By |2019-12-18T12:33:43+00:00July 7th, 2014|Volumetrics Concrete|
concrete material loaded in truck

Many DIY projects require the removal of old concrete, particularly concrete used for floors. Often, our concrete is used to replace an existing slab that has been lifted.

One common reason would be to dig down below the current floor level in a cellar so that you can achieve more head height. Often, concrete floors need to be removed because they’re damaged or cracked.

Removing concrete isn’t an easy task, but if you approach it with the right tools, it’s a lot quicker.


Before you approach the job, you’ll need to know:

  • How thick the concrete is (you may need to dig down around the edge to find out).
  • Whether the concrete is reinforced in any way.
  • Whether there are any pipes running underneath the concrete.
  • Whether there are any access restrictions that might stop people or tools getting to the site.
  • How you’ll dispose of the concrete; can you arrange for it to be recycled?
  • What kind of state the site needs to be in before new concrete is laid.
  • Whether anyone is available to help you.

You will also need to be realistic about your own level of skill; breaking up concrete is not easy. People with back problems or other issues may find it very difficult to remove concrete, and pneumatic tools may exacerbate existing injuries.

If you have any doubts about your ability to do the job, get someone to help – or hire a contractor.


Removing concrete involves breaking it up into and pieces and removing the rubble. Thin layers can be broken up using a hammer, although it’s hard work. If you only have a few slabs to remove, you may be able to prise them up or break them in half without any extra tools.

If the concrete is thicker than a kitchen work surface, you will probably need to hire one or two things to make the job easier, since you won’t be able to break the concrete by hand.

Assuming you have the necessary access for large tools, the job will be far easier with a jackhammer; you can turn a large slab into a pile of maneuverable pieces in a few minutes.

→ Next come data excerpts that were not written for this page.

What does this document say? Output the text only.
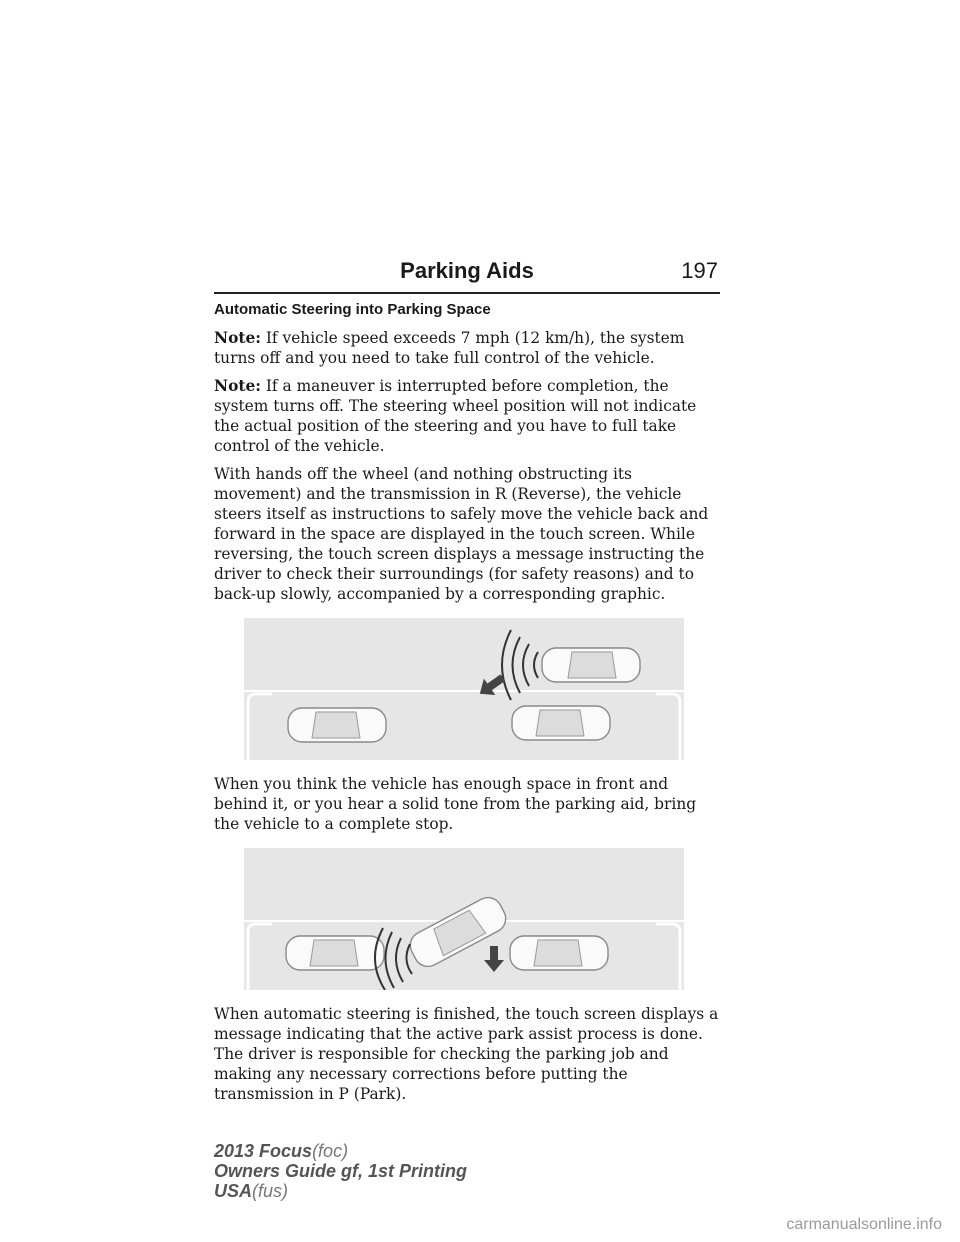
Parking Aids	197
Automatic Steering into Parking Space

Note: If vehicle speed exceeds 7 mph (12 km/h), the system turns off and you need to take full control of the vehicle.

Note: If a maneuver is interrupted before completion, the system turns off. The steering wheel position will not indicate the actual position of the steering and you have to full take control of the vehicle.

With hands off the wheel (and nothing obstructing its movement) and the transmission in R (Reverse), the vehicle steers itself as instructions to safely move the vehicle back and forward in the space are displayed in the touch screen. While reversing, the touch screen displays a message instructing the driver to check their surroundings (for safety reasons) and to back-up slowly, accompanied by a corresponding graphic.

When you think the vehicle has enough space in front and behind it, or you hear a solid tone from the parking aid, bring the vehicle to a complete stop.

When automatic steering is finished, the touch screen displays a message indicating that the active park assist process is done. The driver is responsible for checking the parking job and making any necessary corrections before putting the transmission in P (Park).

2013 Focus(foc)
Owners Guide gf, 1st Printing
USA(fus)
carmanualsonline.info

Remember that you’ll need appropriate ear protection.

If you want to remove a small section of the concrete, you’ll need a heavy-duty circular saw and a hammer drill to score and cut the concrete. This can also help you to leverage larger pieces if you have a very large area to deal with.

Once the concrete has been broken up, you will need a suitable vehicle to transport the rubble, unless you’re paying for a professional to remove it. Unless the amount of waste concrete is very small, we strongly advise that you use an appropriate van rather than a car.